Nos dias 16 e 17 de março, o TRE-MS (Tribunal Regional Eleitoral de Mato Grosso do Sul) realizará duas sessões de julgamento, marcadas para início às 17h e com transmissão pelo canal do YouTube da Corte. Os principais temas das pautas são o julgamento de recursos contra acusações de compra de votos, fraude à cota de gênero e abuso de poder.

Na segunda-feira (16), a sessão iniciará com o chamado “Embargos de Declaração”, na qual o Tribunal debate sobre uma decisão já tomada anteriormente. O pedido foi apresentado pelo vereador Rodrigo Fróes Acosta (União), de Porto Murtinho, que alega cerceamento de defesa e a necessidade de incluir outras pessoas no processo.

Caso o plenário acate o pedido do vereador, a condenação será anulada e o processo de julgamento volta ao começo. O relator do processo, o juiz Márcio de Ávila, já havia adiado a decisão, que será defina na segunda-feira.

Depois, os juízes decidirão pelo recurso que a coligação “Unidos pela Esperança e Amor por Ladário”, formada pelos partidos PSDB, CIDADANIA, PT, PCdoB, PV, MDB, PSB e PSD. De acordo com o grupo, o então prefeito do município, Iranil de Lima Soares (PP), e outros servidores de abuso de poder político e econômico.

Entre as acusações estão o pagamento ilegal de gratificações a diretores de escolas, pagamento indevido de férias a um dos investigados, nomeação abusiva de servidores em ano eleitoral e uso de servidores públicos em campanha durante o horário de trabalho. Em 1ª instância, a corte julgou a ação improcedente, a coligação pede para anular a sentença. A Procuradoria Regional Eleitoral opina para que o recurso seja negado.

Ainda, a Corte Guaicuru deve julgar uma alegação de fraude à cota de gênero. De acordo com a pauta, o PSB de Porto Murtinho acusa o União Brasil de lançar a candidatura de Alice Nunes Villamayor, sem que ela tivesse campanha política. A decisão em 1ª instância havia inocentado os acusados, mas o PSB entrou com recurso e argumenta que a candidata teve votação inexpressiva.

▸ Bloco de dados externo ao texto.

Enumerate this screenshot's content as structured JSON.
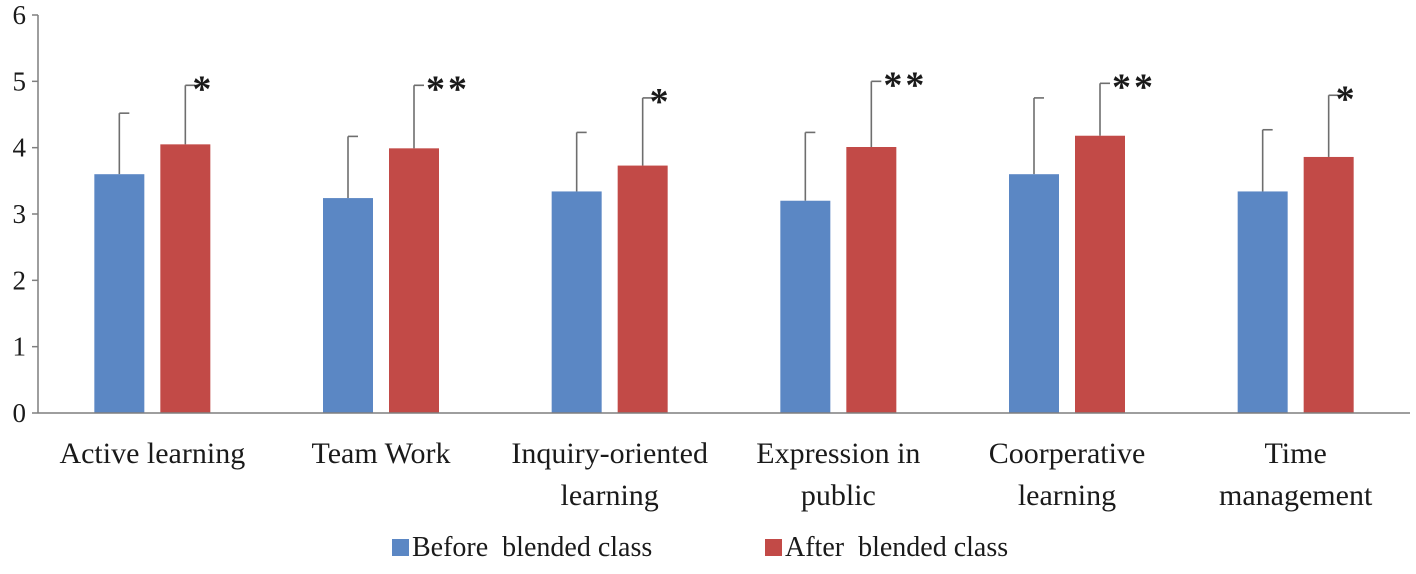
{
  "chart_data": {
    "type": "bar",
    "title": "",
    "xlabel": "",
    "ylabel": "",
    "ylim": [
      0,
      6
    ],
    "yticks": [
      0,
      1,
      2,
      3,
      4,
      5,
      6
    ],
    "grid": false,
    "legend_position": "bottom",
    "categories": [
      [
        "Active learning"
      ],
      [
        "Team Work"
      ],
      [
        "Inquiry-oriented",
        "learning"
      ],
      [
        "Expression in",
        "public"
      ],
      [
        "Coorperative",
        "learning"
      ],
      [
        "Time",
        "management"
      ]
    ],
    "series": [
      {
        "name": "Before  blended class",
        "color": "#5B87C4",
        "values": [
          3.6,
          3.24,
          3.34,
          3.2,
          3.6,
          3.34
        ],
        "error_upper": [
          4.52,
          4.17,
          4.23,
          4.23,
          4.75,
          4.27
        ]
      },
      {
        "name": "After  blended class",
        "color": "#C24A47",
        "values": [
          4.05,
          3.99,
          3.73,
          4.01,
          4.18,
          3.86
        ],
        "error_upper": [
          4.94,
          4.94,
          4.75,
          5.0,
          4.97,
          4.79
        ]
      }
    ],
    "annotations": [
      "*",
      "**",
      "*",
      "**",
      "**",
      "*"
    ]
  }
}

Já na terça-feira (17), os juízes começarão ao julgar outra acusação de cota de gênero. Em São Gabriel do Oeste, a juíza eleitoral da 40ª Zona Eleitoral, condenou a Federação Brasil da Esperança (PT/PCdoB/PV) por entender que a candidatura de três mulheres eram fictícias. Como punição, foram cassados os votos do partido e as candidatas ficaram inelegíveis por 8 anos.

As candidatas recorreram contra a decisão e alegam que as candidaturas foram reais, mas a pouca votação se devem a um ambiente político hostil e que as contas de campanha foram aprovadas pela Justiça Eleitoral. O Ministério Público aponta que uma cabo eleitoral contratada por uma das candidatas devolveu o dinheiro por não ter realizado a campanha. Atualmente o julgamento está empatado.

A Corte ainda vai julgar o recurso do Ministério Público, que acusa o vereador de Aquidauana, Everton Romero (PSDB), e abuso de poder econômico e compra de votos. De acordo com a denúncia, o vereador teria distribuído combustível de graça na véspera da eleição. Em 1ª instância julgou improcedente, com provas insuficientes.

No recurso, o Ministério Público pede a condenação e alega que o conjunto de provas é forte o suficiente para provar o esquema. A defesa de Everton afirma que a ação foi feita fora do prazo, que o conjunto probatório é frágil e que não há prova de que o vereador sabia ou participou da ação, nem que isso teve impacto no resultado do pleito.